Le milieu familial a beaucoup joué, c’est sûr, sur mon engagement. Mon père, mon grand-père aussi, François Naves, qui était conseiller municipal socialiste à Toulouse, très engagé pour aider les républicains espagnols. Ça fait partie de ma vie, la guerre d’Espagne… Tous les matins, je regardais la ligne du front dans La Dépêche à Toulouse. Après, on a aidé les réfugiés espagnols de l’armée, c’était en janvier 39, une prise de conscience, c’était déjà le fascisme.  Donc en 1940, il n’y avait aucun doute possible »

«Nous avançons à chaque instant dans l’inconnu, le monde est créé par notre approche, nous sommes libres.»

Dans l’ouvrage qu’il a dédié à son père, Écologie globale (Préparatifs pour une) Ed Caetera, 1989, Francis Naves révise le rapport à « la nature » et en questionnant l’Insupportable Prétention Humaine (I.P.H).

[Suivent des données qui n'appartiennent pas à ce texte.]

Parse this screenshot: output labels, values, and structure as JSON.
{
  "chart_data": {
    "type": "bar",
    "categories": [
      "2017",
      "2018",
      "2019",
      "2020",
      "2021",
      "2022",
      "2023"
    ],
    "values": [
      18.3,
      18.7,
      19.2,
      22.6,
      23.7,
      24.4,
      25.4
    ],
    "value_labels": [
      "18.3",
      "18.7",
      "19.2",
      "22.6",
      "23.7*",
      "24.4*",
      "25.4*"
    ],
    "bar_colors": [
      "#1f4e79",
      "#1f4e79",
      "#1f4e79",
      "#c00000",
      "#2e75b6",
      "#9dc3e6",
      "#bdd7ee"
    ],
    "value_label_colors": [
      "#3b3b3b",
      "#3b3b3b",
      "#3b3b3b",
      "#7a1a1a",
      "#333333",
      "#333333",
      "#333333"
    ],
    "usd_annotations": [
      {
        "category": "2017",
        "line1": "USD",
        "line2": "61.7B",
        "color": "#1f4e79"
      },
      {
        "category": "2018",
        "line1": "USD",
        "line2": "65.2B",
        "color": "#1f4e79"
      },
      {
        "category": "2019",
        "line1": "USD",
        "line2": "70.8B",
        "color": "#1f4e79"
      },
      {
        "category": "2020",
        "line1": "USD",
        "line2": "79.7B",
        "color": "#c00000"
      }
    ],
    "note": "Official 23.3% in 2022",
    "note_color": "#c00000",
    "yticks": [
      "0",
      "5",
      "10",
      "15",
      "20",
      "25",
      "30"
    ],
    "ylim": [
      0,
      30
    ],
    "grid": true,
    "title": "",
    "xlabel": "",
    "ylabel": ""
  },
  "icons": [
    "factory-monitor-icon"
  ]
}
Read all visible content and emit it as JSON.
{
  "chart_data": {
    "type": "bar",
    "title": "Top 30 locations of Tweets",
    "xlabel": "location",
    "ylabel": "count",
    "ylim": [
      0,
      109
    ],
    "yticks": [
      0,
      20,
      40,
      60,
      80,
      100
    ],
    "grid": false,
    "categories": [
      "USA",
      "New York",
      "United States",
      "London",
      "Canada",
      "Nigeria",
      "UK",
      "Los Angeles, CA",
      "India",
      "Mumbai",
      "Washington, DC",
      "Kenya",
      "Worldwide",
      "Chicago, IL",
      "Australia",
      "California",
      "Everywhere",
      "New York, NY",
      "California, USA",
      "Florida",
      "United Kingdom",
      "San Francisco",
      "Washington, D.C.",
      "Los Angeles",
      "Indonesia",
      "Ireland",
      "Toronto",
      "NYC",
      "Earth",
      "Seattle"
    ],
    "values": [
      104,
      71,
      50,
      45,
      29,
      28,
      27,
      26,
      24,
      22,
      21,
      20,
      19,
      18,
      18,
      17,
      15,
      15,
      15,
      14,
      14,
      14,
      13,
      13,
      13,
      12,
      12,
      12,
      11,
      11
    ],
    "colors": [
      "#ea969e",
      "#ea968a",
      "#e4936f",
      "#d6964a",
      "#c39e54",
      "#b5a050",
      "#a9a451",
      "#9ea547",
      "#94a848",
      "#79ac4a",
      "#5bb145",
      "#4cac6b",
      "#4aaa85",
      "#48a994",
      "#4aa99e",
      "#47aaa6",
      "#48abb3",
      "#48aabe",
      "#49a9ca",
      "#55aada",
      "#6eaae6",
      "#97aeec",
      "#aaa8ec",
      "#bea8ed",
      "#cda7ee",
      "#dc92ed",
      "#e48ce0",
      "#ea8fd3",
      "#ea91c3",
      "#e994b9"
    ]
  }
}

Le chapitre «Le dragon d’Ingres» p 121 à 134, traite des rapports hommes – animaux, et entre les humains.  Notre manière de considérer la mort, les souffrances infligées, les crimes de guerre et ceux contre l’humanité, les catégories de déportés avec l’adoption du critère racial nazi pour distinguer Juifs et non – Juifs. Il se demande s’il ne faudrait-il pas unir les déportés, tous les déportés… Il dit : «Ce n’est pas l’humanité qui souffre et qui meurt mais les individus qui la composent.»